The quilts in the Pioneer Museum of Alabama show feature many different patterns, some are familiar to those in the know about quilts, including Mary Hasslewander’s wedding ring pattern.

“This is a very interesting quilt as far as color and, also the back of the quilt,” Tatom said. “Several of the quilts have been folded so that the backs can be seen. The quilt backs are often interesting.

“Feed sacks were often used for the backings and that was not unusual because feed sacks provided readily available material for quilts. Several quilts in the show have feed sack backs.”

Old clothing was also used to piece quilt tops and the clothing material often dates the quilt.
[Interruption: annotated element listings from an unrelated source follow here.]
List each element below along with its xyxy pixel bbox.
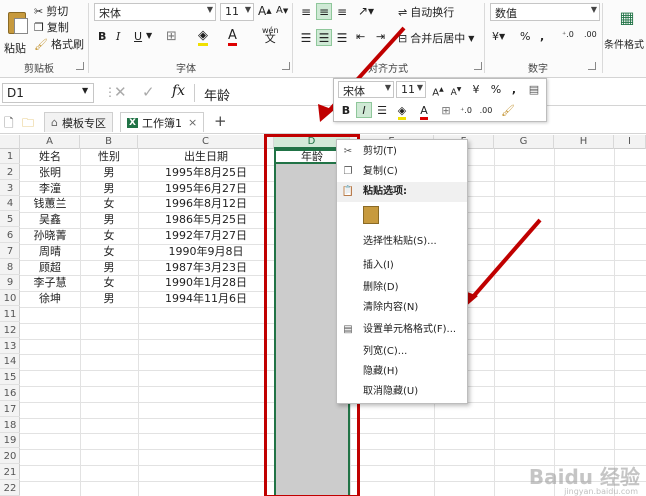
watermark-url: jingyan.baidu.com bbox=[564, 487, 638, 496]
mini-fill-color-icon[interactable]: ◈ bbox=[394, 103, 410, 120]
mini-size-select[interactable]: 11 ▼ bbox=[396, 81, 426, 98]
mini-grow-font-icon[interactable]: A▲ bbox=[430, 82, 446, 98]
menu-item-paste-icon[interactable] bbox=[337, 202, 467, 230]
mini-font-color-icon[interactable]: A bbox=[416, 103, 432, 120]
format-cells-icon: ▤ bbox=[343, 324, 353, 335]
mini-brush-icon[interactable]: 🖌 bbox=[500, 103, 516, 119]
context-menu: ✂ 剪切(T) ❐ 复制(C) 📋 粘贴选项: 选择性粘贴(S)... 插入(I) 删… bbox=[336, 139, 468, 404]
mini-currency-button[interactable]: ¥ bbox=[468, 82, 484, 98]
mini-bold-button[interactable]: B bbox=[338, 103, 354, 119]
menu-item-cut[interactable]: ✂ 剪切(T) bbox=[337, 142, 467, 162]
mini-italic-button[interactable]: I bbox=[356, 102, 372, 118]
menu-item-hide[interactable]: 隐藏(H) bbox=[337, 362, 467, 382]
baidu-watermark: Baidu 经验 bbox=[528, 465, 640, 489]
mini-shrink-font-icon[interactable]: A▼ bbox=[448, 82, 464, 98]
mini-comma-button[interactable]: , bbox=[506, 82, 522, 98]
copy-icon: ❐ bbox=[343, 166, 353, 177]
menu-item-format-cells[interactable]: ▤ 设置单元格格式(F)... bbox=[337, 320, 467, 340]
menu-item-paste-special[interactable]: 选择性粘贴(S)... bbox=[337, 232, 467, 252]
chevron-down-icon: ▼ bbox=[416, 83, 423, 92]
menu-item-clear[interactable]: 清除内容(N) bbox=[337, 298, 467, 318]
mini-center-icon[interactable]: ☰ bbox=[374, 103, 390, 119]
clipboard-icon bbox=[363, 206, 379, 224]
mini-percent-button[interactable]: % bbox=[488, 82, 504, 98]
menu-item-unhide[interactable]: 取消隐藏(U) bbox=[337, 382, 467, 402]
mini-decimal-icon[interactable]: ⁺.0 bbox=[458, 103, 474, 119]
mini-border-icon[interactable]: ⊞ bbox=[438, 103, 454, 119]
paste-icon: 📋 bbox=[341, 186, 355, 197]
scissors-icon: ✂ bbox=[343, 146, 353, 157]
menu-item-copy[interactable]: ❐ 复制(C) bbox=[337, 162, 467, 182]
menu-item-insert[interactable]: 插入(I) bbox=[337, 256, 467, 276]
menu-item-delete[interactable]: 删除(D) bbox=[337, 278, 467, 298]
menu-item-column-width[interactable]: 列宽(C)... bbox=[337, 342, 467, 362]
arrow-to-menu bbox=[470, 218, 542, 300]
mini-decimal-dec-icon[interactable]: .00 bbox=[478, 103, 494, 119]
menu-item-paste-options: 📋 粘贴选项: bbox=[337, 182, 467, 202]
mini-format-icon[interactable]: ▤ bbox=[526, 82, 542, 98]
mini-toolbar: 宋体 ▼ 11 ▼ A▲ A▼ ¥ % , ▤ B I ☰ ◈ A ⊞ ⁺.0 .0… bbox=[333, 78, 547, 122]
annotation-arrows bbox=[318, 26, 542, 308]
chevron-down-icon: ▼ bbox=[384, 83, 391, 92]
mini-font-select[interactable]: 宋体 ▼ bbox=[338, 81, 394, 98]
However, because clothes were handed down from child to child or worn until they were threadbare, feed sack and biddy feed sack patterns are more recognizable than clothing materials.

Although some quilt patterns were similar, if not the same, they often had different names in different parts of the country.

String quilts, pieced quilts and crazy quilts were made from scraps and put together in various ways.

The personalities of the quilters were often very evident.  A string quilt could be very orderly or helter-skelter.

One string quilt with an interesting story was made by Florence Ivester from Stephens County, Georgia during World War I.

“Her husband, Vernon, lost his right leg in the war,” Tatom said. “The quilt was always a reminder to them of their time spent apart.

Another reoccurring pattern in the show is called Grandma’s Garden or summer blooms, depending on where the quilt was made.

The drunkard’s path, also known as drunkard’s walk, endless trail, and wanderer’s road, were designed for the temperance cause.

One of the more recent quilts in the show is a picnic quilt made by Bea McKnatt for her husband Art of South Montgomery county.

“Art wanted a picnic quilt to go with his 1936 Ford pickup,” Tatom said.  “He wanted the quilt to be the color of his truck. Bea found heirloom material the color of Art’s truck and made the picnic quilt for him.”

Tatom said each quilt in the show does have a story but story, or not, the Pioneer Museum of Alabama’s 2019 Quilt Show is not to be miss.

This opportunity will not come around again for two years. The price of admission to the museum also includes the quilt show, making it the best ticket in town right now.